Maybe We’re the Visitors begins with “Radio Silence,” an overture of slowly dawning arpeggios that dot the void like hopeful transmissions. “Moss Suite, Part 1” – large, billowing notes in a slow, buoyant walk as if through near-zero gravity – was recorded at a geothermal spa in a lava field. The eerily lunar cover photograph was taken by McConnell’s wife outside their door.
Iceland “had an effect on me,” he admits. “There was something otherworldly about it, especially with the earthquakes. One night, it was just rockin’. There’s a knock at the door: ‘It might be a volcano. We’ll let you know.'”
Back in his home studio in Vermont, McConnell was writing and recording at a pace that was exciting and, for him, unprecedented. “As long as I’ve had my own place to work, I’ve been running in parallel,” he says – working on projects like his 2007 self-titled album alongside “these keyboard experiments I never put out.”
“But something happened,” McConnell continues, “where, all of a sudden, I was recording all of these tracks” – first in April, 2020, then in another blitz that November. “Some were created spontaneously; others were composed ahead of time. Each element was performed live, in one take.”
Born in Philadelphia and raised in New Jersey, McConnell was attending Goddard College in Plainfield, Vermont when he began playing with Phish – initially as a friend and guest in the spring of 1985; soon in the defining quartet with singer-guitarist Trey Anastasio, drummer Jon Fishman and bassist Mike Gordon. McConnell’s senior thesis at Goddard, published in 1987, was titled “The Art of Improvisation” – which, of course, became Phish’s jubilant specialty. “So much of what we do in our improvisations is go for these peaks,” he explains. “You can feel them, the waves starting to crest.” But on Maybe We’re the Visitors, “I wanted more of a constant energy – bubbling along, not necessarily realized.

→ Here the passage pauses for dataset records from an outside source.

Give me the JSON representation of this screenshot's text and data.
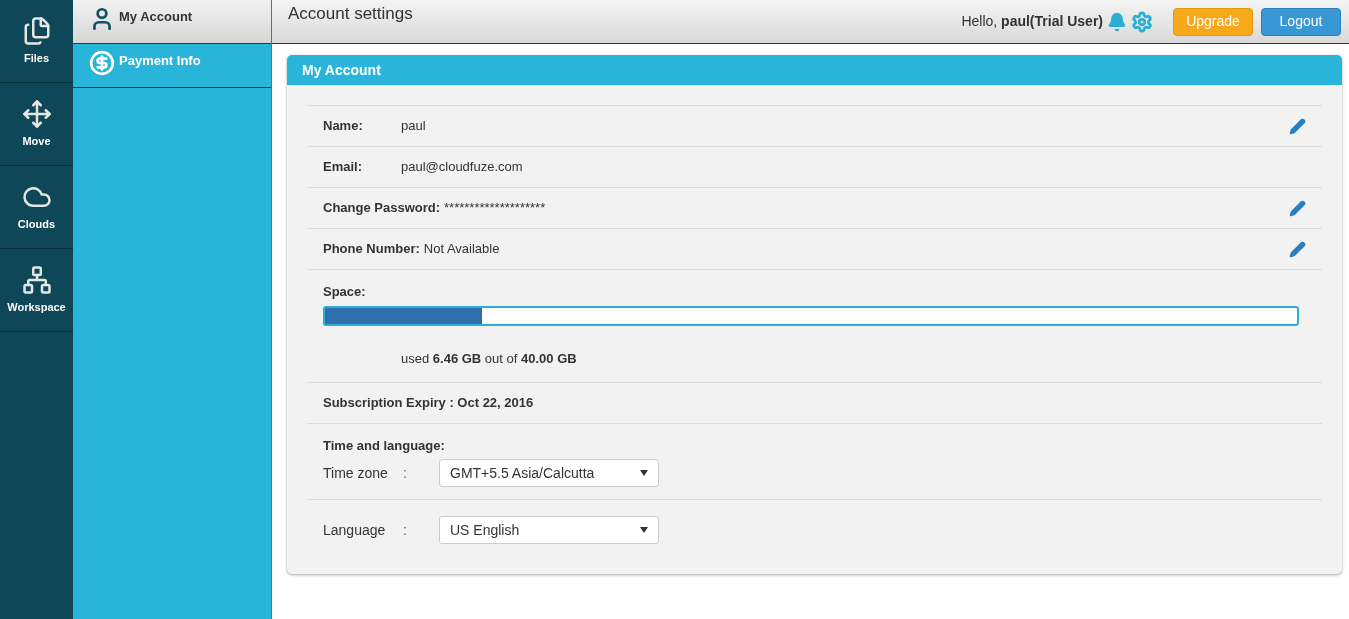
{
  "rail": [
    {
      "label": "Files",
      "kind": "files",
      "selected": false
    },
    {
      "label": "Move",
      "kind": "move",
      "selected": false
    },
    {
      "label": "Clouds",
      "kind": "clouds",
      "selected": false
    },
    {
      "label": "Workspace",
      "kind": "workspace",
      "selected": false
    }
  ],
  "submenu": [
    {
      "label": "My Account",
      "kind": "account",
      "selected": true
    },
    {
      "label": "Payment Info",
      "kind": "payment",
      "selected": false
    }
  ],
  "header": {
    "title": "Account settings",
    "greeting": "Hello, **paul(Trial User)**",
    "buttons": [
      {
        "label": "Upgrade",
        "kind": "upgrade"
      },
      {
        "label": "Logout",
        "kind": "logout"
      }
    ]
  },
  "panel": {
    "title": "My Account",
    "rows": [
      {
        "kind": "field",
        "label": "Name:",
        "value": "paul",
        "editable": true
      },
      {
        "kind": "field",
        "label": "Email:",
        "value": "paul@cloudfuze.com",
        "editable": false
      },
      {
        "kind": "field",
        "label": "Change Password:",
        "value": "********************",
        "editable": true
      },
      {
        "kind": "field",
        "label": "Phone Number:",
        "value": "Not Available",
        "editable": true
      },
      {
        "kind": "space",
        "label": "Space:",
        "level": 0.162,
        "usage": "used **6.46 GB** out of **40.00 GB**"
      },
      {
        "kind": "expiry",
        "label": "Subscription Expiry : Oct 22, 2016"
      }
    ],
    "time_language": {
      "heading": "Time and language:",
      "selects": [
        {
          "label": "Time zone",
          "separator": ":",
          "value": "GMT+5.5 Asia/Calcutta"
        },
        {
          "label": "Language",
          "separator": ":",
          "value": "US English"
        }
      ]
    }
  }
}
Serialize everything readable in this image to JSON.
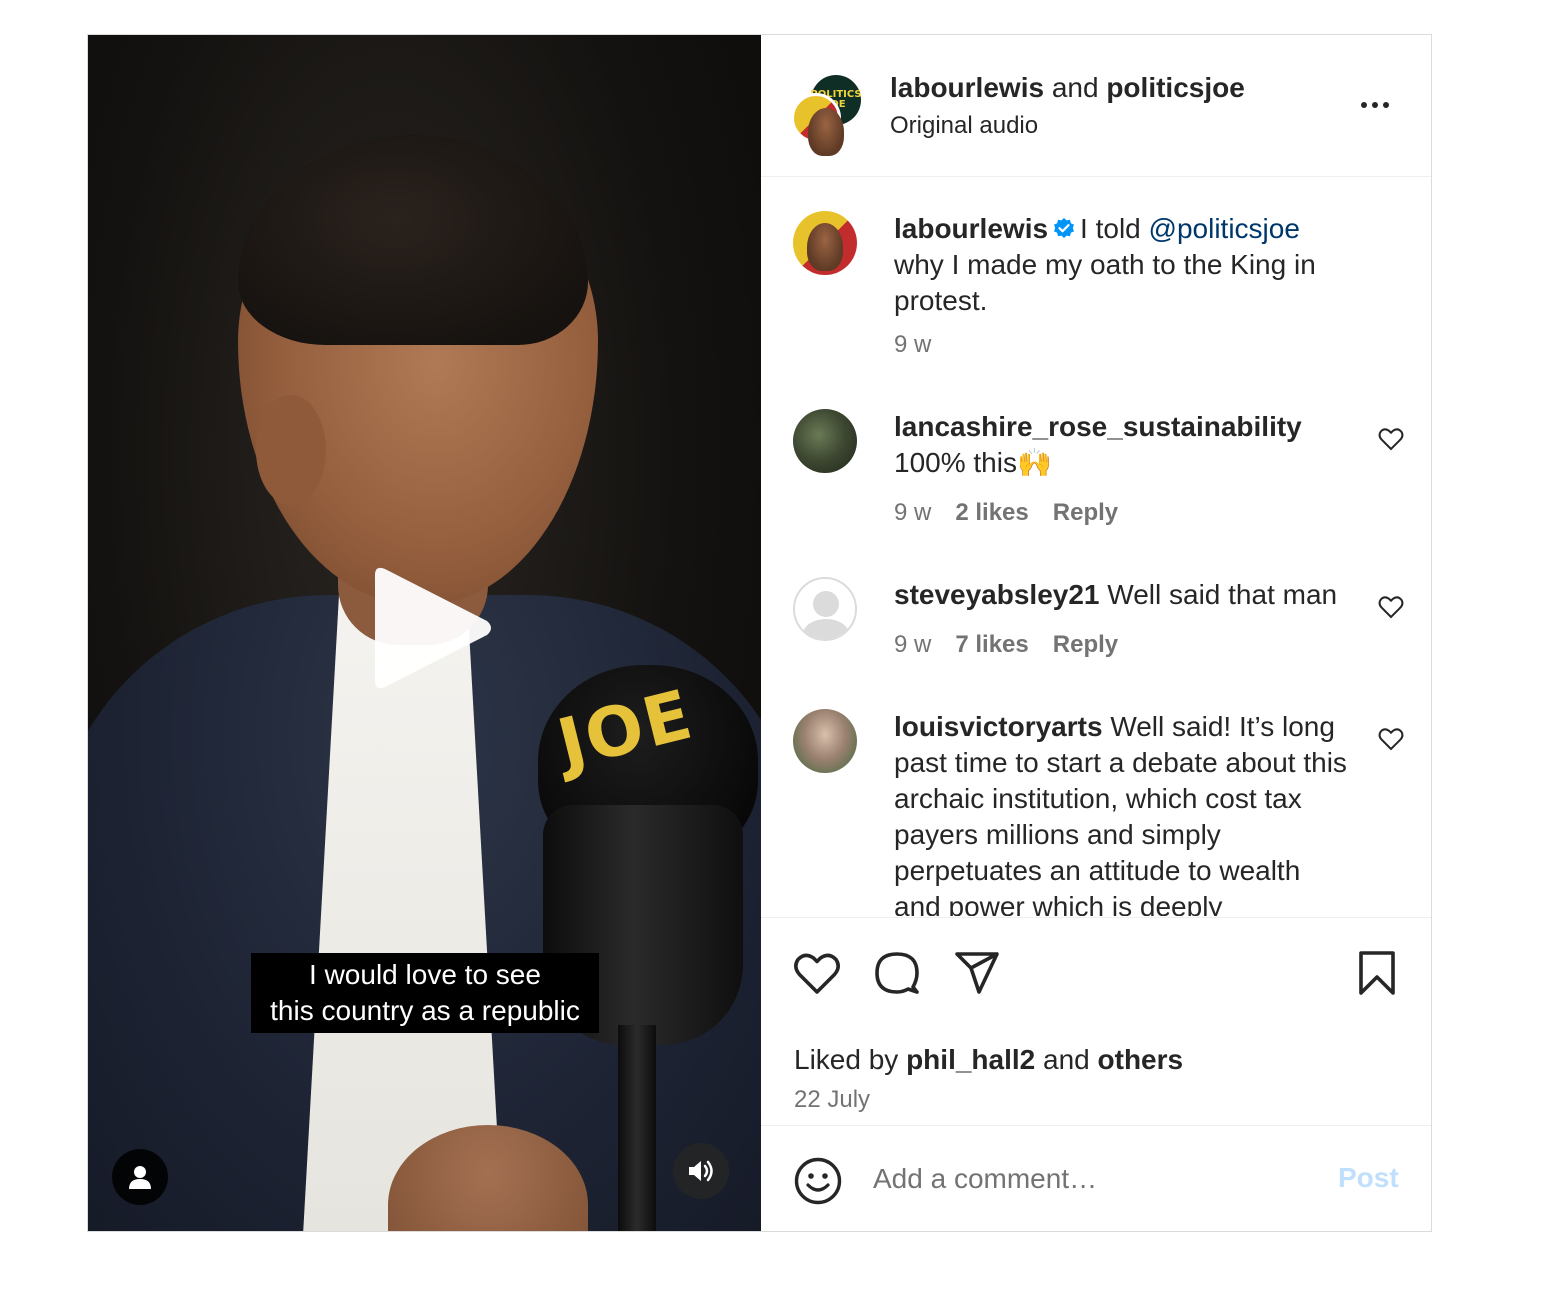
{
  "video": {
    "caption": "I would love to see\nthis country as a republic",
    "mic_brand": "JOE",
    "play_icon": "play-icon",
    "user_tag_icon": "person-icon",
    "audio_icon": "speaker-icon"
  },
  "header": {
    "user1": "labourlewis",
    "connector": "and",
    "user2": "politicsjoe",
    "audio": "Original audio",
    "avatar_back_text": "POLITICS JOE"
  },
  "caption_post": {
    "username": "labourlewis",
    "text_before": "I told ",
    "mention": "@politicsjoe",
    "text_after": " why I made my oath to the King in protest.",
    "time": "9 w"
  },
  "comments": [
    {
      "username": "lancashire_rose_sustainability",
      "text": "100% this🙌",
      "time": "9 w",
      "likes": "2 likes",
      "reply": "Reply"
    },
    {
      "username": "steveyabsley21",
      "text": "Well said that man",
      "time": "9 w",
      "likes": "7 likes",
      "reply": "Reply"
    },
    {
      "username": "louisvictoryarts",
      "text": "Well said! It’s long past time to start a debate about this archaic institution, which cost tax payers millions and simply perpetuates an attitude to wealth and power which is deeply"
    }
  ],
  "actions": {
    "liked_prefix": "Liked by ",
    "liked_user": "phil_hall2",
    "liked_and": " and ",
    "liked_others": "others",
    "date": "22 July"
  },
  "add_comment": {
    "placeholder": "Add a comment…",
    "post_label": "Post"
  },
  "colors": {
    "link": "#00376b",
    "verified": "#0095f6",
    "muted": "#737373",
    "post_disabled": "#c0dffd"
  }
}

“Passage,” for example, is three minutes of streaking light with no stated rhythm but a steady, implied momentum – “this journey of nothingness,” as McConnell puts it, “like you’re in a shuttle craft over one of Jupiter’s moons.” Other pieces such as “Terra Incognita,” “The Settlement” and “Set in Stone” have decisive undertows grounded in McConnell’s lifelong passion for the funk, blues and jazz of New Orleans, especially his 21st Century side trips in Vida Blue – a trio with Crescent City drummer Russell Batiste and bassist Oteil Burbridge – and the Meter Men, an R&B powerhouse featuring guitarist Leo Nocentelli, bassist George Porter, Jr. and drummer Zigaboo Modeliste of the original Meters.

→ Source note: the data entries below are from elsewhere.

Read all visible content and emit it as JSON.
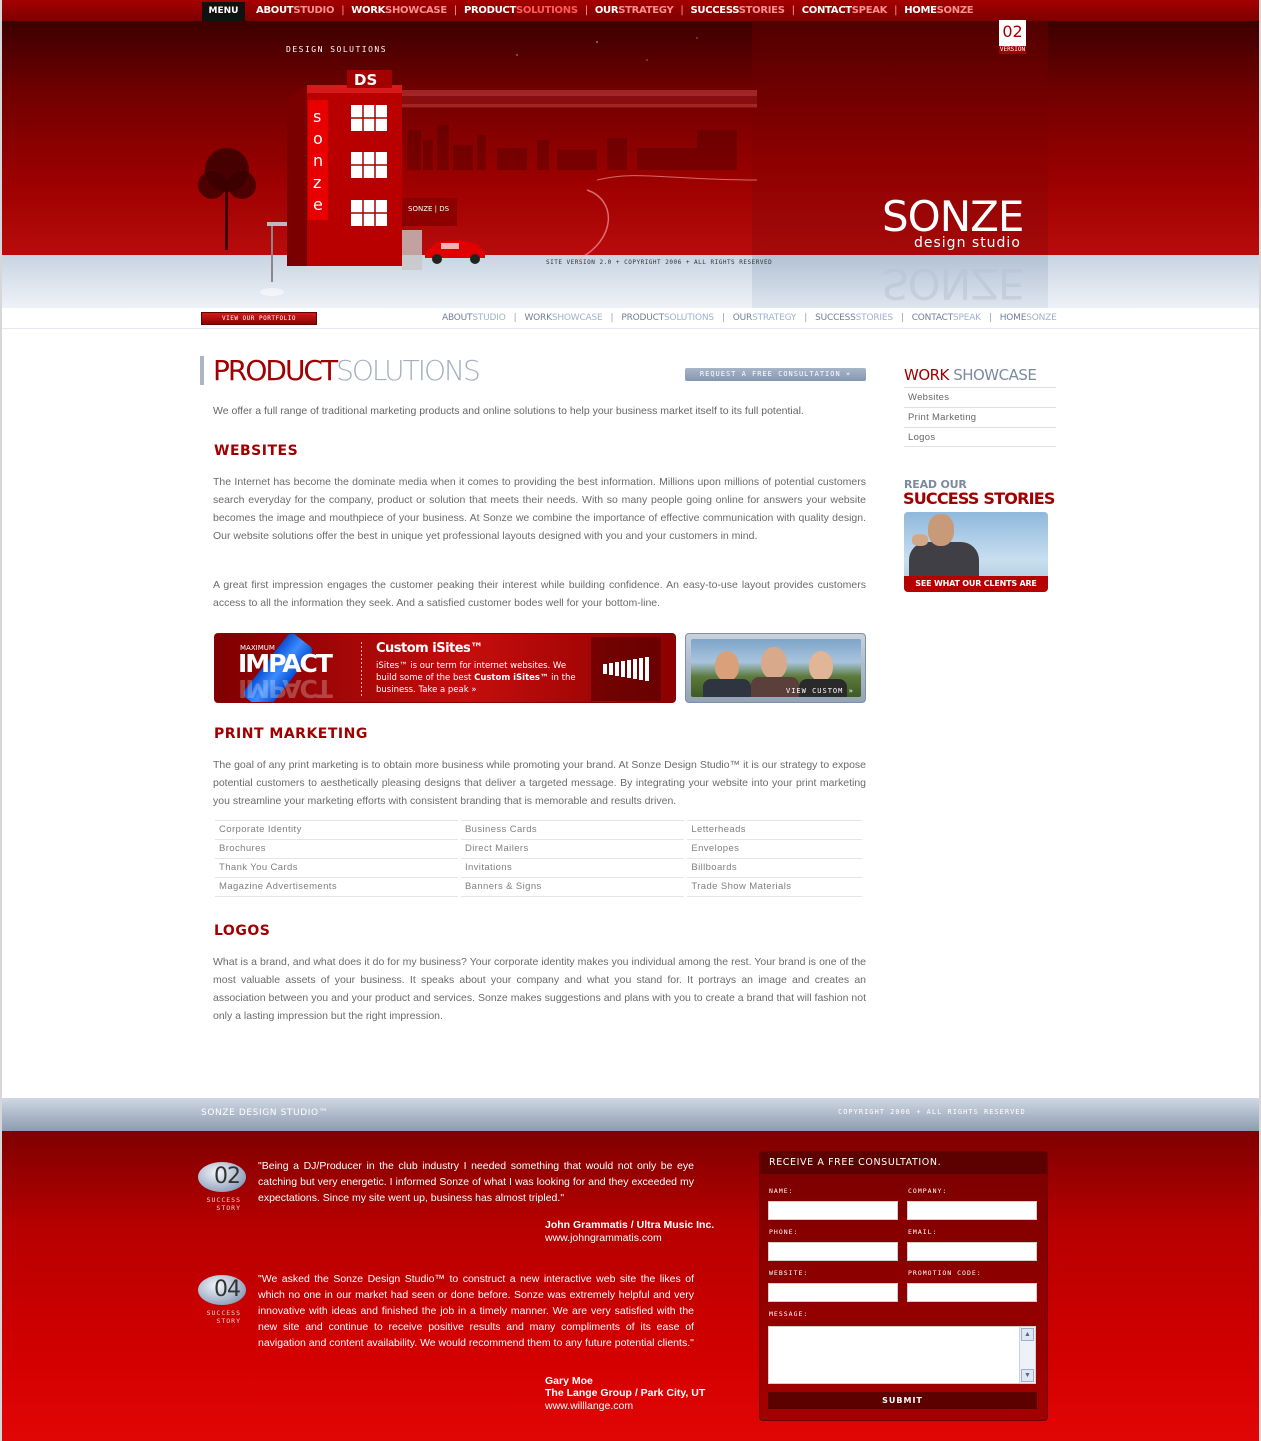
{
  "top_nav": {
    "menu_label": "MENU",
    "items": [
      {
        "a": "ABOUT",
        "b": "STUDIO"
      },
      {
        "a": "WORK",
        "b": "SHOWCASE"
      },
      {
        "a": "PRODUCT",
        "b": "SOLUTIONS"
      },
      {
        "a": "OUR",
        "b": "STRATEGY"
      },
      {
        "a": "SUCCESS",
        "b": "STORIES"
      },
      {
        "a": "CONTACT",
        "b": "SPEAK"
      },
      {
        "a": "HOME",
        "b": "SONZE"
      }
    ],
    "separator": "|"
  },
  "hero": {
    "version_number": "02",
    "version_word": "VERSION",
    "tagline": "DESIGN SOLUTIONS",
    "building_ds": "DS",
    "building_letters": "sonze",
    "sign_text": "SONZE | DS",
    "brand_name": "SONZE",
    "brand_sub": "design studio",
    "site_version": "SITE VERSION 2.0  +  COPYRIGHT 2006  +  ALL RIGHTS RESERVED"
  },
  "sub_nav": {
    "portfolio_button": "VIEW OUR PORTFOLIO",
    "items": [
      {
        "a": "ABOUT",
        "b": "STUDIO"
      },
      {
        "a": "WORK",
        "b": "SHOWCASE"
      },
      {
        "a": "PRODUCT",
        "b": "SOLUTIONS"
      },
      {
        "a": "OUR",
        "b": "STRATEGY"
      },
      {
        "a": "SUCCESS",
        "b": "STORIES"
      },
      {
        "a": "CONTACT",
        "b": "SPEAK"
      },
      {
        "a": "HOME",
        "b": "SONZE"
      }
    ],
    "separator": "|"
  },
  "main": {
    "title_a": "PRODUCT",
    "title_b": "SOLUTIONS",
    "consult_button": "REQUEST A FREE CONSULTATION »",
    "intro": "We offer a full range of traditional marketing products and online solutions to help your business market itself to its full potential.",
    "websites": {
      "heading": "WEBSITES",
      "p1": "The Internet has become the dominate media when it comes to providing the best information. Millions upon millions of potential customers search everyday for the company, product or solution that meets their needs. With so many people going online for answers your website becomes the image and mouthpiece of your business. At Sonze we combine the importance of effective communication with quality design. Our website solutions offer the best in unique yet professional layouts designed with you and your customers in mind.",
      "p2": "A great first impression engages the customer peaking their interest while building confidence. An easy-to-use layout provides customers access to all the information they seek. And a satisfied customer bodes well for your bottom-line."
    },
    "impact_banner": {
      "small": "MAXIMUM",
      "big": "IMPACT",
      "title": "Custom iSites™",
      "desc_1": "iSites™ is our term for internet websites. We build some of the best ",
      "desc_bold": "Custom iSites™",
      "desc_2": " in the business.  Take a peak »"
    },
    "custom_banner": {
      "label": "VIEW CUSTOM »"
    },
    "print": {
      "heading": "PRINT MARKETING",
      "p1": "The goal of any print marketing is to obtain more business while promoting your brand. At Sonze Design Studio™ it is our strategy to expose potential customers to aesthetically pleasing designs that deliver a targeted message. By integrating your website into your print marketing you streamline your marketing efforts with consistent branding that is memorable and results driven.",
      "table": [
        [
          "Corporate Identity",
          "Business Cards",
          "Letterheads"
        ],
        [
          "Brochures",
          "Direct Mailers",
          "Envelopes"
        ],
        [
          "Thank You Cards",
          "Invitations",
          "Billboards"
        ],
        [
          "Magazine Advertisements",
          "Banners & Signs",
          "Trade Show Materials"
        ]
      ]
    },
    "logos": {
      "heading": "LOGOS",
      "p1": "What is a brand, and what does it do for my business? Your corporate identity makes you individual among the rest. Your brand is one of the most valuable assets of your business. It speaks about your company and what you stand for. It portrays an image and creates an association between you and your product and services. Sonze makes suggestions and plans with you to create a brand that will fashion not only a lasting impression but the right impression."
    }
  },
  "sidebar": {
    "heading_a": "WORK",
    "heading_b": "SHOWCASE",
    "links": [
      "Websites",
      "Print Marketing",
      "Logos"
    ],
    "read_our": "READ OUR",
    "success_heading": "SUCCESS STORIES",
    "success_bar": "SEE WHAT OUR CLENTS ARE SAYING"
  },
  "footer": {
    "left": "SONZE DESIGN STUDIO™",
    "right": "COPYRIGHT 2006  +  ALL RIGHTS RESERVED",
    "stories": [
      {
        "num": "02",
        "word": "SUCCESS STORY",
        "quote": "\"Being a DJ/Producer in the club industry I needed something that would not only be eye catching but very energetic. I informed Sonze of what I was looking for and they exceeded my expectations. Since my site went up, business has almost tripled.\"",
        "author": "John Grammatis / Ultra Music Inc.",
        "url": "www.johngrammatis.com"
      },
      {
        "num": "04",
        "word": "SUCCESS STORY",
        "quote": "\"We asked the Sonze Design Studio™ to construct a new interactive web site the likes of which no one in our market had seen or done before. Sonze was extremely helpful and very innovative with ideas and finished the job in a timely manner. We are very satisfied with the new site and continue to receive positive results and many compliments of its ease of navigation and content availability. We would recommend them to any future potential clients.\"",
        "author_1": "Gary Moe",
        "author_2": "The Lange Group / Park City, UT",
        "url": "www.willlange.com"
      }
    ],
    "form": {
      "heading": "RECEIVE A FREE CONSULTATION.",
      "name": "NAME:",
      "company": "COMPANY:",
      "phone": "PHONE:",
      "email": "EMAIL:",
      "website": "WEBSITE:",
      "promo": "PROMOTION CODE:",
      "message": "MESSAGE:",
      "submit": "SUBMIT"
    }
  },
  "colors": {
    "brand_red": "#a10000",
    "nav_blue": "#6f7f99",
    "footer_red": "#d40000"
  }
}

“Getting to play with those guys had a big impact on me,” McConnell says gratefully He also credits another, surprising inspiration here, the American abstract painter Ellsworth Kelly: “I was looking at some of his pieces – simple two-or-three color paintings. That’s all they were. I’d think, ‘These big chords, like rich colors playing off each other – that’s enough for this track.'”
The narrative flow of Maybe We’re the Visitors – exploration, colony and, finally warning; that, as Icelanders already know, we are only stewards here and nature always has the last word – did not present itself “until I was close to the end,” McConnell confesses. “But I always knew there was something alien about these pieces” – like the hint of another presence in the long dub-reggae swim of the title track. “It feels like there is something going on in the background – this guy talking to you, trying to communicate through all of this.”